The toughest case is that of the jealous king, Leontes. For this character, whose psyche is literally shredded by the dark passion that surges up almost out of nowhere and ends by seeming to destroy almost everything he cherishes, Shakepeare invented an appropriate language, which turns on itself, then turns again, as it follows a mind coursing through a maze of contradictory and terrifying thoughts. Here is a representative speech, in which Leontes inquires whether Camillo, his trusted counselor, has also perceived the queen’s adultery:
Ha’ you not seen, Camillo—
But that’s past doubt; you have, or your eye-glass
Is thicker than a cuckold’s horn—or heard—
For, to a vision so apparent, rumor
Cannot be mute—or thought, for cogitation
Resides not in that man that does not think—
My wife is slippery.
Six full lines intevene between the verb, “seen, “and the short noun clause that is its direct object, “my wife is slippery.” In between , the thought dodges to and fro: “or . . . or . . . or.” Leontes’ own assurance is expressed in reverse,“past doubt,” his fear in an image, “the cuckold’s horn” applied not to a person but a cornea. Positive ideas are expressed in single and then double negatives: “cannot be mute,” “Resides not in that man that does not think.” Seeing—“vision”—is confused with hearing—“rumor”—and the very private business of thinking calls up a public and social verb, “resides.” Heavy midline pauses choke the flow of the verse, and only the fifth line is a normal iambic pentameter. The writing is mad, as contorted and tangled as the fantasies from which Leontes cannot escape.

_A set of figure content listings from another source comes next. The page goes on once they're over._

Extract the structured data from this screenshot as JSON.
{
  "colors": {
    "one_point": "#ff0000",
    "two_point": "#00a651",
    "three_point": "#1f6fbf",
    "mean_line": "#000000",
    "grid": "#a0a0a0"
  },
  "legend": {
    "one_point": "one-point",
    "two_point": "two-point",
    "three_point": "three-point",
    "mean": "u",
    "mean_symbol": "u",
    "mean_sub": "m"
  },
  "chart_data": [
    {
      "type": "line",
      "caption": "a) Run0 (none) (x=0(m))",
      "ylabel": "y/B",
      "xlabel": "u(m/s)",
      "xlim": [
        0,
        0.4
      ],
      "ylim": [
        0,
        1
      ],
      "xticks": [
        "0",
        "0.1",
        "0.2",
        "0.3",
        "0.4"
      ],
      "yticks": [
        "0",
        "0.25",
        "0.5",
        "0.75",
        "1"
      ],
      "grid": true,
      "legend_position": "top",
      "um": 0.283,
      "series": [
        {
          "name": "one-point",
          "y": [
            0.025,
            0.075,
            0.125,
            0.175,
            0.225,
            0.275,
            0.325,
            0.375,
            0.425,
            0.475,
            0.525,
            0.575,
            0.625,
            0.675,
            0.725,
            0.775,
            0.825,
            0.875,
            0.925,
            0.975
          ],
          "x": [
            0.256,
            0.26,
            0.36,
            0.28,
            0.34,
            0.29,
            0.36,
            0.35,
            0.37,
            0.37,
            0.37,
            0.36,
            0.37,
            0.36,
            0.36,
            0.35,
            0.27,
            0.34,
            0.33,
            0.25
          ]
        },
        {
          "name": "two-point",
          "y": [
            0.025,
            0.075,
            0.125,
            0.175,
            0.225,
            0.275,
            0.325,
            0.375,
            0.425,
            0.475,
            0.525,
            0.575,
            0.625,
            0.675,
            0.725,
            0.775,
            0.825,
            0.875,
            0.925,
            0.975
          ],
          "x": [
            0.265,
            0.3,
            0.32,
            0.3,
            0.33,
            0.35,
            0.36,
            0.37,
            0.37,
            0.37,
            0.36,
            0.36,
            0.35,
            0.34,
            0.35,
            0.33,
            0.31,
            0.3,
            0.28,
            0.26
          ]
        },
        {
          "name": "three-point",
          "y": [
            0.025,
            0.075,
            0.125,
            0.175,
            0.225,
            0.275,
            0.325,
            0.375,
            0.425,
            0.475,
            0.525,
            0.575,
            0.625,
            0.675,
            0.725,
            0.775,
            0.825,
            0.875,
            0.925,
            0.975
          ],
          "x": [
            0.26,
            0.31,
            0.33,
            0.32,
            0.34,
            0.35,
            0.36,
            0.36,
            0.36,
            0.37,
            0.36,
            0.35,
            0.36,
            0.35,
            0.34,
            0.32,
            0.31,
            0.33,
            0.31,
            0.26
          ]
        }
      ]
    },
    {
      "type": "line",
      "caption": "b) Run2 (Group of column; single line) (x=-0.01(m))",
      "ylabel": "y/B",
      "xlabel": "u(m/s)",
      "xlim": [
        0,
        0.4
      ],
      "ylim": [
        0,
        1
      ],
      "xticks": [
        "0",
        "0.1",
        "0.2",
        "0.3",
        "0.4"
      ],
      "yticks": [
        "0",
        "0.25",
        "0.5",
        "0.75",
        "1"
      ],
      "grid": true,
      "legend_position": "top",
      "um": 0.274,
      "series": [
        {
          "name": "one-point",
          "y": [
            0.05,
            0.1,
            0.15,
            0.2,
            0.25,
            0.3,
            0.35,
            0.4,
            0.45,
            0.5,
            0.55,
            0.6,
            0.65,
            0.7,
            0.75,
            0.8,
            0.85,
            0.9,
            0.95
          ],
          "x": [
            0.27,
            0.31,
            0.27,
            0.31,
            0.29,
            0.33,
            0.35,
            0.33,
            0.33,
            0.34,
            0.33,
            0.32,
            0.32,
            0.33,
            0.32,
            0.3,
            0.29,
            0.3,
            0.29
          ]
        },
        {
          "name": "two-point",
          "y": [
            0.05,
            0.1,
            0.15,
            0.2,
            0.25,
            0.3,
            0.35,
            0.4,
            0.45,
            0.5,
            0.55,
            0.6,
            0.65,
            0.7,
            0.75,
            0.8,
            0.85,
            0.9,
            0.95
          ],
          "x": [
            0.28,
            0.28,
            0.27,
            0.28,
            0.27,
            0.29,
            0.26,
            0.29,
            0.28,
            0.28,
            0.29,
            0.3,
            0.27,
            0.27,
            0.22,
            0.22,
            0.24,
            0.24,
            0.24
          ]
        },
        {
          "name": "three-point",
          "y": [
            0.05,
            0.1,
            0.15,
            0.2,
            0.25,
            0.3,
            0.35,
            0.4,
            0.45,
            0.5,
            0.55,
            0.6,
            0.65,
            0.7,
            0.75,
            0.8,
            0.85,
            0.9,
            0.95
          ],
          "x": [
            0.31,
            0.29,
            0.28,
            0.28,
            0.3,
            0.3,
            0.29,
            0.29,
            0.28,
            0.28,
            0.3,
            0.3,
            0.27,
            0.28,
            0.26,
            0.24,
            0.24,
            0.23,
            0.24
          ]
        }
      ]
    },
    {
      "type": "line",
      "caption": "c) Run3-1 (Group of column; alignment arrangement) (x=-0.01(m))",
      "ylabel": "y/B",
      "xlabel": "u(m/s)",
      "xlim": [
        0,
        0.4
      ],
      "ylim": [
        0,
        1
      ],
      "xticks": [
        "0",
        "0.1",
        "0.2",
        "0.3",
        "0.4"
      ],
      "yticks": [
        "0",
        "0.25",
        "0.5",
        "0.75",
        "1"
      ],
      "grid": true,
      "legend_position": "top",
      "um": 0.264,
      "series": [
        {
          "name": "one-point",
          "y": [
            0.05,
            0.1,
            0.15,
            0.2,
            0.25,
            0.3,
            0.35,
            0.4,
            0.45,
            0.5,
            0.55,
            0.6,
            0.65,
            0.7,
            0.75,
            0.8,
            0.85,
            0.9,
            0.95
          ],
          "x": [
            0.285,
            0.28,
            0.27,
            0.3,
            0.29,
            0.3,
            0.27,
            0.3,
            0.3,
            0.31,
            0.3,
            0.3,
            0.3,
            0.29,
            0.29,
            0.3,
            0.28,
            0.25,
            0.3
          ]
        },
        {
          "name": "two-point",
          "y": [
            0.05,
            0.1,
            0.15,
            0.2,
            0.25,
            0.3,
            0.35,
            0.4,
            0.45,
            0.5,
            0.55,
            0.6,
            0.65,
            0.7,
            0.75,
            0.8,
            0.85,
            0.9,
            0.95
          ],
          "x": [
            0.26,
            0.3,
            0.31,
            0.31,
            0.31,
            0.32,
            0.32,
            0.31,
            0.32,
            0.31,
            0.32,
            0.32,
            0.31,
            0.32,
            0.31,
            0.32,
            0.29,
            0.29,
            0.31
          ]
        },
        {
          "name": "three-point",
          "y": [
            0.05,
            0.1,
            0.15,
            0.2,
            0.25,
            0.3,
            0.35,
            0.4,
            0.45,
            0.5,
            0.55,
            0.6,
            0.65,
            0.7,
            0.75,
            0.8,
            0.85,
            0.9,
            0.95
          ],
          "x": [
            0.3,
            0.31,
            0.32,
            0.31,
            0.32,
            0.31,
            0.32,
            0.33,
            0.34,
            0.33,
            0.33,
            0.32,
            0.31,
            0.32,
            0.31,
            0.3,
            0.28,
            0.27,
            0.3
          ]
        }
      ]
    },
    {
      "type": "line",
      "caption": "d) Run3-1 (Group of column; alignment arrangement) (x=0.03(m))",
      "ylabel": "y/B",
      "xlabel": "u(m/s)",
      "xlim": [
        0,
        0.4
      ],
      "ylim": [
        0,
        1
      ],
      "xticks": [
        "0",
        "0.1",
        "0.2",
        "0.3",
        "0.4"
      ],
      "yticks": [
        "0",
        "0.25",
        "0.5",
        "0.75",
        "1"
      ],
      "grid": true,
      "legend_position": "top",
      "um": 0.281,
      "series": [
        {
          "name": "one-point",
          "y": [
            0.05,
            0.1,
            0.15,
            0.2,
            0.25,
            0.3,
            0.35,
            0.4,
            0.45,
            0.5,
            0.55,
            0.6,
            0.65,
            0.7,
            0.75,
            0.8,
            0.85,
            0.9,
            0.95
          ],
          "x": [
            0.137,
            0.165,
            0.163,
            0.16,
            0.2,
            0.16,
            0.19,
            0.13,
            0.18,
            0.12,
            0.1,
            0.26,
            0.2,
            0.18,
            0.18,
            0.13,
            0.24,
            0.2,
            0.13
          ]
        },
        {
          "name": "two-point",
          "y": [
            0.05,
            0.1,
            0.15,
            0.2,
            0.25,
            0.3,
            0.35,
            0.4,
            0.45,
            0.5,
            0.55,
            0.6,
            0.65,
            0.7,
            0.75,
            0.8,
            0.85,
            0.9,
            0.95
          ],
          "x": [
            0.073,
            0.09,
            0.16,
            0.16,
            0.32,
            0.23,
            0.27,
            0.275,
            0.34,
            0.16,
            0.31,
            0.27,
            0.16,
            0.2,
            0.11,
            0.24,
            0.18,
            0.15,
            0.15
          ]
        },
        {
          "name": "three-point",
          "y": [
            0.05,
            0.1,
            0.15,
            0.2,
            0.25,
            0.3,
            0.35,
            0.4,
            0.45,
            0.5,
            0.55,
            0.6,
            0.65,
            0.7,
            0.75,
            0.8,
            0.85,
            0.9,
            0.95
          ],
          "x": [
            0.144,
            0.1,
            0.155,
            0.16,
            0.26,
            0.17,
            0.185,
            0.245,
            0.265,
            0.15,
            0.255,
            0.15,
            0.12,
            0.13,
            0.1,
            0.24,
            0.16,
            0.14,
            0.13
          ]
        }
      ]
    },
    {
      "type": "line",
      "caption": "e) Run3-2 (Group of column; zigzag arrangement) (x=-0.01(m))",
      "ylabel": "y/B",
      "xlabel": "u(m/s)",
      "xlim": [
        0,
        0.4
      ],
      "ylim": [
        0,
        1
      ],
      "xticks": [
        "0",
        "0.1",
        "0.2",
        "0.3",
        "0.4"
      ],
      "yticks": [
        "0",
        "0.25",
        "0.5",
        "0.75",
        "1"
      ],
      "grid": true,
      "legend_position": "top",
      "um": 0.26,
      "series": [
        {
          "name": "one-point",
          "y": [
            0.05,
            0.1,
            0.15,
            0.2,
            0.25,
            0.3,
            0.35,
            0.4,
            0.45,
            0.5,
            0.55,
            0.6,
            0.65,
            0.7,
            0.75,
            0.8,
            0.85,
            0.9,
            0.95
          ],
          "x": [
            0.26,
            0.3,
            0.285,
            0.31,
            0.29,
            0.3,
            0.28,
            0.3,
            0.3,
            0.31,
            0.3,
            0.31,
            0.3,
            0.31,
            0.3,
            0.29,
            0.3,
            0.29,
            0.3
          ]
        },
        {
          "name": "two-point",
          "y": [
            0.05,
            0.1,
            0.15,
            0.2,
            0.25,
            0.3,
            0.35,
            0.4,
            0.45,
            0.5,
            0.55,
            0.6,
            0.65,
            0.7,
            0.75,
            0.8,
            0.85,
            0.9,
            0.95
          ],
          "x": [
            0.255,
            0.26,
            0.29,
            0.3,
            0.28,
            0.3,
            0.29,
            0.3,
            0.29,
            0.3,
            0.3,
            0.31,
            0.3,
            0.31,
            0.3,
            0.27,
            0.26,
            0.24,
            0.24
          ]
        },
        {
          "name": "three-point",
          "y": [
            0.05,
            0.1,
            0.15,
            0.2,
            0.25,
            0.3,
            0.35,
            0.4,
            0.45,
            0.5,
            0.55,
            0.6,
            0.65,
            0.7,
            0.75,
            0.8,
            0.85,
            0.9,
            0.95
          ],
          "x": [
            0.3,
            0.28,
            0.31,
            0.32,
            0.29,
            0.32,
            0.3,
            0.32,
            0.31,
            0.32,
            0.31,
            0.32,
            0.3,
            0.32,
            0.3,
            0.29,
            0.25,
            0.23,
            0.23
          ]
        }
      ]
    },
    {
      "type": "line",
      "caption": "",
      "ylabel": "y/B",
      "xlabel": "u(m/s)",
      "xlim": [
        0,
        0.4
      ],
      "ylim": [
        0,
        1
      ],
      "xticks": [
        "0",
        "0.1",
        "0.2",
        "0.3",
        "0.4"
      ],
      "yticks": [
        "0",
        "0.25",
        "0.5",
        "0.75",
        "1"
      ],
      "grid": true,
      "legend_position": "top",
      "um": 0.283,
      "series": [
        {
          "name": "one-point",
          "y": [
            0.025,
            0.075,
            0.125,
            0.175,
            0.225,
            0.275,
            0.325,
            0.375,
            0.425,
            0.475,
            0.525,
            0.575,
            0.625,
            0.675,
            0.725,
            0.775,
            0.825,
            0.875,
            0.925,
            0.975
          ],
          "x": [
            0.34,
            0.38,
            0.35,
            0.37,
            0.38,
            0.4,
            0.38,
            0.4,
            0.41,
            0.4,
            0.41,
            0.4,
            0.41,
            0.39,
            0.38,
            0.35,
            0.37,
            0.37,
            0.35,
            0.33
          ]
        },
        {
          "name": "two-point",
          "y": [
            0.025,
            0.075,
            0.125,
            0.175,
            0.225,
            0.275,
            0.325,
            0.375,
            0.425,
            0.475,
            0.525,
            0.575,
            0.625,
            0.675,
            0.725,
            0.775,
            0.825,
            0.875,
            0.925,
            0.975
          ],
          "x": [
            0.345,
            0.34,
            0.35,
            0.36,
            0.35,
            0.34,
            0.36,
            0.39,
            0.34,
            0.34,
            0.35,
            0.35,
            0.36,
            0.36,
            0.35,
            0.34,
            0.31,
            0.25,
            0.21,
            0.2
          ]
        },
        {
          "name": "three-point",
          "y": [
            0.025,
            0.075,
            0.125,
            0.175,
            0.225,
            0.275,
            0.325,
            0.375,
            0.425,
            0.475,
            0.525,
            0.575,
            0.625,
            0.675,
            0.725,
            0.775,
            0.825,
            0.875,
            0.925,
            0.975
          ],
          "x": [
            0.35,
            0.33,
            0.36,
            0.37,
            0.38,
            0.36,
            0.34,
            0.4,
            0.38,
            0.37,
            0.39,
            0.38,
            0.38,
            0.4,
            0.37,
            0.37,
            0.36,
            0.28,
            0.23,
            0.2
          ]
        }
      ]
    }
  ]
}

This production’s Leontes, Ricardo Pitts-Wiley, has found this language a challenge. Much of his previous experience has been in contemporary plays about contemporary American life, where the language on the stage is pretty much that of the language in the lobby. When the demands of Shakespearean blank verse are piled on top of such contorted syntax and such muddled imagery, the task is doubly daunting. Still, Ricardo, and the rest of the company as they struggled along with him, have grown to understand how powerfully this writing presents one of Shakespeare’s most complex and fascinating characters, whose agonized dilemma is only a radical version of the kinds of personal and social confusion we all pass through a dozen times a day. We’ve all come to believe that the personal authenticity at the heart of his performance, and those of his fellows, will allow audiences to open themselves up to the witchery of the writing, and so come to a correspondingly rich new understanding of themselves.
David Evett
Scholar in Residence


Reader Comments (1)
One last thought on those knotty speeches from Leontes; it's oft repeated as conventional wisdom that Leontes is driven mad by jealousy, but your analysis of that particular speech leads to a subtler insight. It is not jealousy per se that drives Leontes mad, but DOUBT. His jealous delusion is, in effect, a kind of terrible "cure" for his sudden distrust of his friend and wife. He's at his most tortured - and thus the verse becomes most tortured - in the moments when he's most uncertain. Sometimes there's a method-acting-style, psychological "hook" right in the lines themselves.